= Hollin Hall, Littlethorpe =

Building in Littlethorpe, North Yorkshire, England

Hollin Hall is a historic building in Littlethorpe, North Yorkshire, a village in England.

The building was constructed in the late 17th century, probably for William Thomson, replacing an earlier building. It was originally named Hollin Close Hall. It was altered in about 1811, at which time it was owned by Richard Wood, who shortened its name to "Hollin Hall". The building was grade II* listed in 1967.
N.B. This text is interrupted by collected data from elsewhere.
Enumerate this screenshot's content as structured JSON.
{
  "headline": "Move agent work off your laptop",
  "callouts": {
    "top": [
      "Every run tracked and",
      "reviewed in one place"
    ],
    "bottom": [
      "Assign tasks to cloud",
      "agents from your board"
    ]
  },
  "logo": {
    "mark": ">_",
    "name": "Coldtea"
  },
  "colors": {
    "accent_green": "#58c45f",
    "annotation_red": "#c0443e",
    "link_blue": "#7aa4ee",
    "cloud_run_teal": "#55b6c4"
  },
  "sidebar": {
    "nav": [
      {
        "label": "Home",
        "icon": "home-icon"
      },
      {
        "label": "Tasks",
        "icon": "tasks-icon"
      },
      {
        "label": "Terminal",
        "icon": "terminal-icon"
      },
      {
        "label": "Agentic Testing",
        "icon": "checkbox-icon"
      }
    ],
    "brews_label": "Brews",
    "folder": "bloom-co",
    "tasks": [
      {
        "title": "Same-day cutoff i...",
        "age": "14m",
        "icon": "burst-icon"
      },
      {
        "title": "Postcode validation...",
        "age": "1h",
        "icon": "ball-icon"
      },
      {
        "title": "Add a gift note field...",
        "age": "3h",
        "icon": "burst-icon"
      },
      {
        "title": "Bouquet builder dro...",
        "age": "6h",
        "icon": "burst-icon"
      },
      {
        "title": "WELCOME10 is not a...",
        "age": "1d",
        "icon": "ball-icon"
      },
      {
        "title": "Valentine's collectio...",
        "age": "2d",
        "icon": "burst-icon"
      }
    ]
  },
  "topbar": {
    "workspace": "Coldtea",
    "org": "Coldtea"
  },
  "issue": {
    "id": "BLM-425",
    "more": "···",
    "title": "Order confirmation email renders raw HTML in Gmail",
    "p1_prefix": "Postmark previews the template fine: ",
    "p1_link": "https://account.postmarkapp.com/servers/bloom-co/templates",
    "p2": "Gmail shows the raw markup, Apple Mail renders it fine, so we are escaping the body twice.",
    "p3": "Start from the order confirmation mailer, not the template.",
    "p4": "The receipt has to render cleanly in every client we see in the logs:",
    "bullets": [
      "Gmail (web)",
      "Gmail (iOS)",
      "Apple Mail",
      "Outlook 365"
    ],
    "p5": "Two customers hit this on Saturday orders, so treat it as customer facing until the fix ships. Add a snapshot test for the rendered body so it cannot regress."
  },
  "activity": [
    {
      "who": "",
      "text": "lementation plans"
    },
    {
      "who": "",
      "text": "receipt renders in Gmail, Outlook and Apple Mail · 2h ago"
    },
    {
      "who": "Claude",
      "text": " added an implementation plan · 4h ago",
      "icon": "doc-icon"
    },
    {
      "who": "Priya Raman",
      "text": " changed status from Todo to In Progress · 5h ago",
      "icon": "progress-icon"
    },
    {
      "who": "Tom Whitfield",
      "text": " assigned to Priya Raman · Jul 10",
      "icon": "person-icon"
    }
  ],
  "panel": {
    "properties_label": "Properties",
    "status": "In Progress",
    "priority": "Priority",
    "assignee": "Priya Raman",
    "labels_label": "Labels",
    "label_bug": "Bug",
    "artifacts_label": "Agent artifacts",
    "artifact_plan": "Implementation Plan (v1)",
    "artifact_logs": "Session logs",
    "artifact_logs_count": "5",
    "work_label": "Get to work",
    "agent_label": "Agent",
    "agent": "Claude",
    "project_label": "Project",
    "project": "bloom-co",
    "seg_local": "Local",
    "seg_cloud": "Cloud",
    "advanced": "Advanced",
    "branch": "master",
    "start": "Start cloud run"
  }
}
The main ranges of the house are constructed of stuccoed and painted red brick, with stone dressings, quoins, and stone slate roofs, and the outbuildings in brick and stone with pantile roofs. The plan is complicated, and consists of a main range with two storeys and an L-shaped plan, with an entrance front of five bays, and a south front of six bays, a two-storey L-shaped service wing to the north, and an L-shaped range of outbuildings with one and two storeys further to the north. The middle bay of the entrance front projects under a pediment containing an oeil-de-boeuf, and the outer bays also project. In the centre is a portico with paired Tuscan columns carrying an entablature, a cornice and a blocking course. There is a floor band and a dentilled eaves cornice, and the windows are sashes. Inside, there are some carved wooden fireplaces, elaborate plasterwork, some 17th century panelling, and a hidden staircase leading to an attic room.